Bit · Endo
Hashimoto vs Graves vs De Quervain (subacute) thyroiditis
Three patterns of thyroid disease. Same gland, different antibody or trigger, opposite hormonal direction.
Mechanism
All three are autoimmune (or post-viral) thyroid disorders. They split on whether the gland is being destroyed (hypo) or activated (hyper):
- Hashimoto thyroiditis — chronic autoimmune destruction. Anti-thyroid peroxidase (anti-TPO) and anti-thyroglobulin antibodies. Lymphocytic infiltrate, Hürthle cells, germinal centres on biopsy. Most common cause of hypothyroidism in iodine-replete countries. Painless goiter, gradual hypothyroidism, weight gain, cold intolerance, hair loss, constipation. Increased risk of thyroid lymphoma.
- Graves disease — autoimmune activation. TSH receptor antibody (TSI / TRAb) stimulates thyroid → hyperthyroidism. Diffuse goiter, weight loss, heat intolerance, palpitations, tremor, hyperreflexia, anxiety. Distinctive features: ophthalmopathy (proptosis, lid lag, periorbital edema — from fibroblast stimulation), pretibial myxedema, thyroid acropachy. Radioactive iodine uptake: diffusely increased.
- De Quervain (subacute granulomatous) thyroiditis — post-viral, often after a URI. Tender, painful thyroid (the pivot — unlike Hashimoto and Graves, which are painless). Transient hyperthyroidism initially (release of preformed hormone) → may transition through euthyroid → hypothyroid → recovery. Low radioactive iodine uptake. ↑ ESR. Treat with NSAIDs (mild) or steroids (severe).
Differentiator Table
| Hashimoto | Graves | De Quervain (subacute) | |
| Underlying immune problem | Destructive autoimmunity (anti-TPO, anti-Tg) | TSH receptor antibody (TSI) — stimulating | Post-viral, granulomatous |
| Hormonal direction | Hypo (chronic) | Hyper (sustained) | Transient hyper → hypo → recover |
| Gland on exam | Firm, non-tender, +/- goiter | Diffuse, non-tender goiter; bruit possible | TENDER, painful gland |
| Distinctive features | Lymphocytic infiltrate with germinal centres, Hürthle cells | Ophthalmopathy, pretibial myxedema, thyroid acropachy | Pain, fever, ↑ ESR, post-viral history |
| Radioactive iodine uptake | Variable (low if late) | Diffusely INCREASED | DECREASED (gland not making new hormone) |
| Antibodies | Anti-TPO, anti-thyroglobulin | TSI / TRAb (stimulating) | Usually none specific |
| Long-term outcome | Permanent hypothyroidism — lifelong levothyroxine | Treat with antithyroid drugs (methimazole/PTU), radioactive iodine, or thyroidectomy | Usually full recovery |
| Lymphoma risk | Yes — thyroid lymphoma | No | No |
The Pivot
Three questions decide it:
- Painful, tender gland after a viral illness? → De Quervain.
- Hyperthyroidism + ophthalmopathy + pretibial myxedema? → Graves.
- Painless, gradual hypothyroidism with goiter and anti-TPO antibodies? → Hashimoto.
Radioactive iodine uptake clinches it: high in Graves, low in De Quervain, variable in Hashimoto.
NBME-Style Stem
A 32-year-old woman presents 2 weeks after a viral upper respiratory infection with anterior neck pain, fever, palpitations, and tremor.
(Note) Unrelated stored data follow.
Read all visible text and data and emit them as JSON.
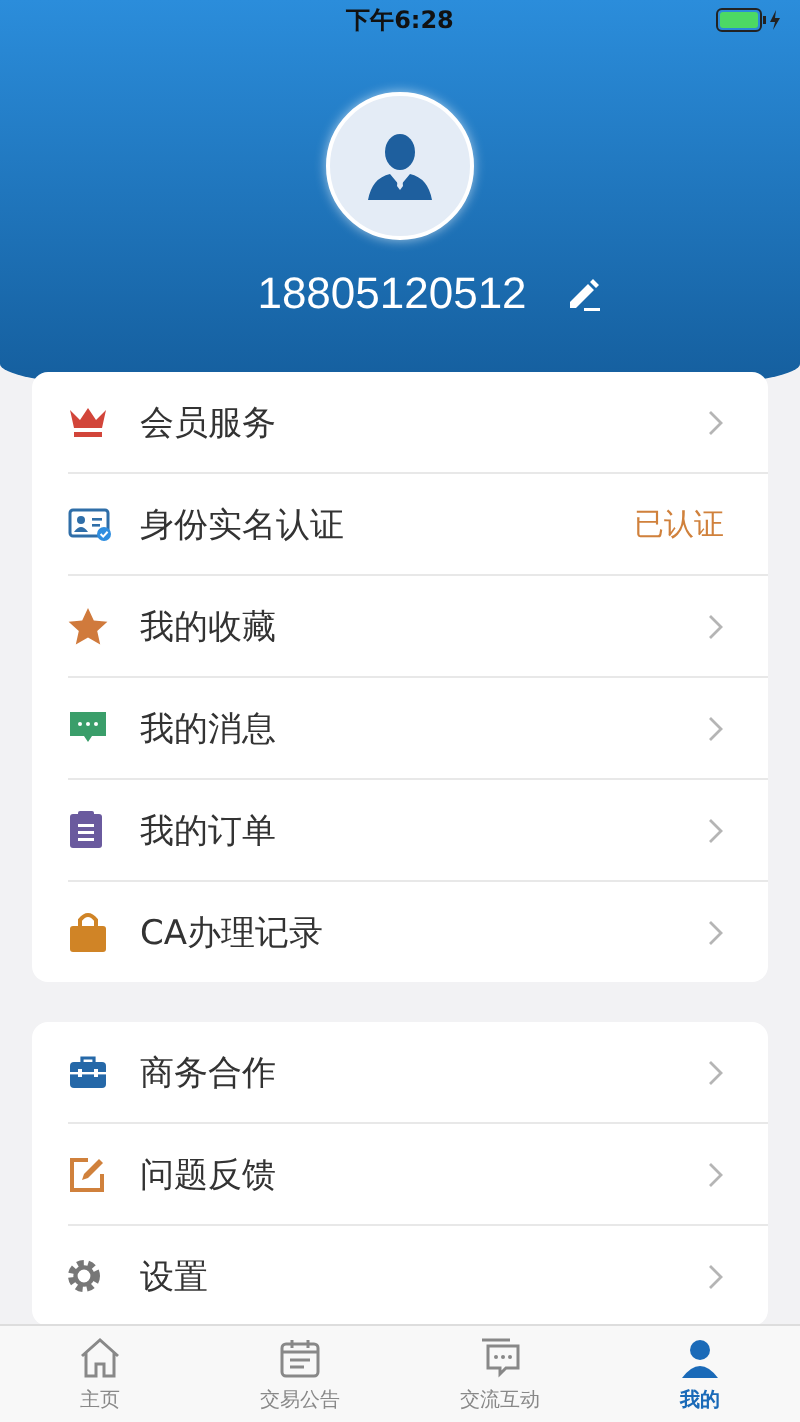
{
  "status_bar": {
    "time": "下午6:28"
  },
  "profile": {
    "phone": "18805120512"
  },
  "groups": [
    {
      "items": [
        {
          "kind": "crown",
          "label": "会员服务"
        },
        {
          "kind": "idcard",
          "label": "身份实名认证",
          "status": "已认证"
        },
        {
          "kind": "star",
          "label": "我的收藏"
        },
        {
          "kind": "message",
          "label": "我的消息"
        },
        {
          "kind": "clipboard",
          "label": "我的订单"
        },
        {
          "kind": "bag",
          "label": "CA办理记录"
        }
      ]
    },
    {
      "items": [
        {
          "kind": "briefcase",
          "label": "商务合作"
        },
        {
          "kind": "edit",
          "label": "问题反馈"
        },
        {
          "kind": "gear",
          "label": "设置"
        }
      ]
    }
  ],
  "tab_bar": [
    {
      "kind": "home",
      "label": "主页",
      "selected": false
    },
    {
      "kind": "calendar",
      "label": "交易公告",
      "selected": false
    },
    {
      "kind": "chat",
      "label": "交流互动",
      "selected": false
    },
    {
      "kind": "person",
      "label": "我的",
      "selected": true
    }
  ]
}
Examination shows a tender, firm thyroid. TSH is suppressed, free T4 is elevated. ESR is 78 mm/hr. Radioactive iodine uptake is markedly decreased. Which of the following is the most likely diagnosis?
Concept Anchor
Hashimoto destroys the thyroid quietly; Graves antibody-activates it loudly with eye signs; De Quervain inflames it painfully after a virus. The uptake scan and the tenderness on palpation are the two cleanest splitters.